Once again, I’ve neglected this blog. As an apology, I’ve decided to write a new What I Learned From…
In the following post, I will reveal snarky insights about a popular movie. Several months from now, someone will stumble upon this post via the Google and think I am completely serious/clueless about the movie I’ve watched and what I’ve written. (Why else would a post on The Godfather – Part 3 from 2012 still get so much traffic?)
In anticipation of Jane Fonda and Lily Tomlin’s new
Netflix series Aaron Sorkin inspired FanFiction Grace and Frankie, here is what I learned from 9 to 5.
1. Jane Fonda and Lily Tomlin do not have a portmanteau. This is a crime.
Where would we be without the friendship between Jane Fonda and Lily Tomlin? In far more terrible place than we are now.
2. National Treasure Dolly Parton
Doralee is the trashy secretary everyone assumes is sleeping with the boss. (He wishes.) But she’s really the glue that holds the group together. It’s no surprise that in her fantasy about how she offs her boss, Doralee is the John Wayne-inspired heroine. Bonus: She’s becomes a country western star and laughs all the way to the bank.
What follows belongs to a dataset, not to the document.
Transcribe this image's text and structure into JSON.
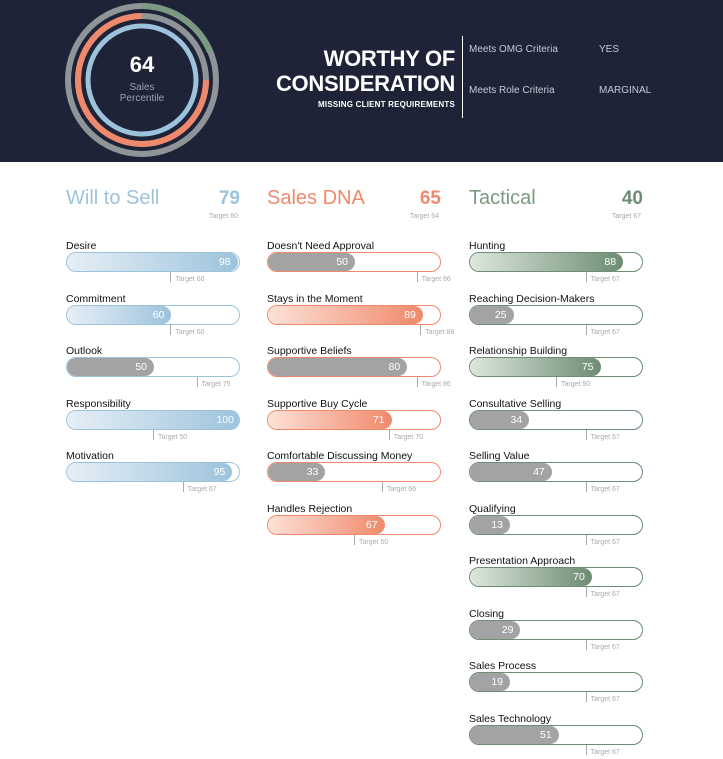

3. Marijuana is the gateway drug for women’s liberation
9 to 5 is on to something with these old-fashioned ladies’ pot parties where pissed off women fantasize about killing men. And conservatives don’t like it.
4. Stealing a corpse is improper.
Literally my favorite scene in 9 to 5 is when Violet, Judy and Doralee realize they’ve stolen the wrong body from the morgue. At this moment, I learned that etiquette is always important, even in the middle of covering up a crime you didn’t actually commit.
5. Put women in charge and everything changes
The world will be a terrible place with women in charge. How else will companies adopt new policies to please pot ladies like equal pay, day care, part-time hours, the freedom to put knickknacks on desks and colorful decor?
6. The story hasn’t changed.
When men enact a revenge fantasy against their bosses, they get sequels and a chance to solve the world’s problems. Women, however, have been selling the same fantasy about the workplace in movies and television for well over 30 years. The actresses change but the story doesn’t. Now we’re stuck with the Shailene Woodley’s of Hollywood as the “trailblazers” to tell the story and they are not feminists.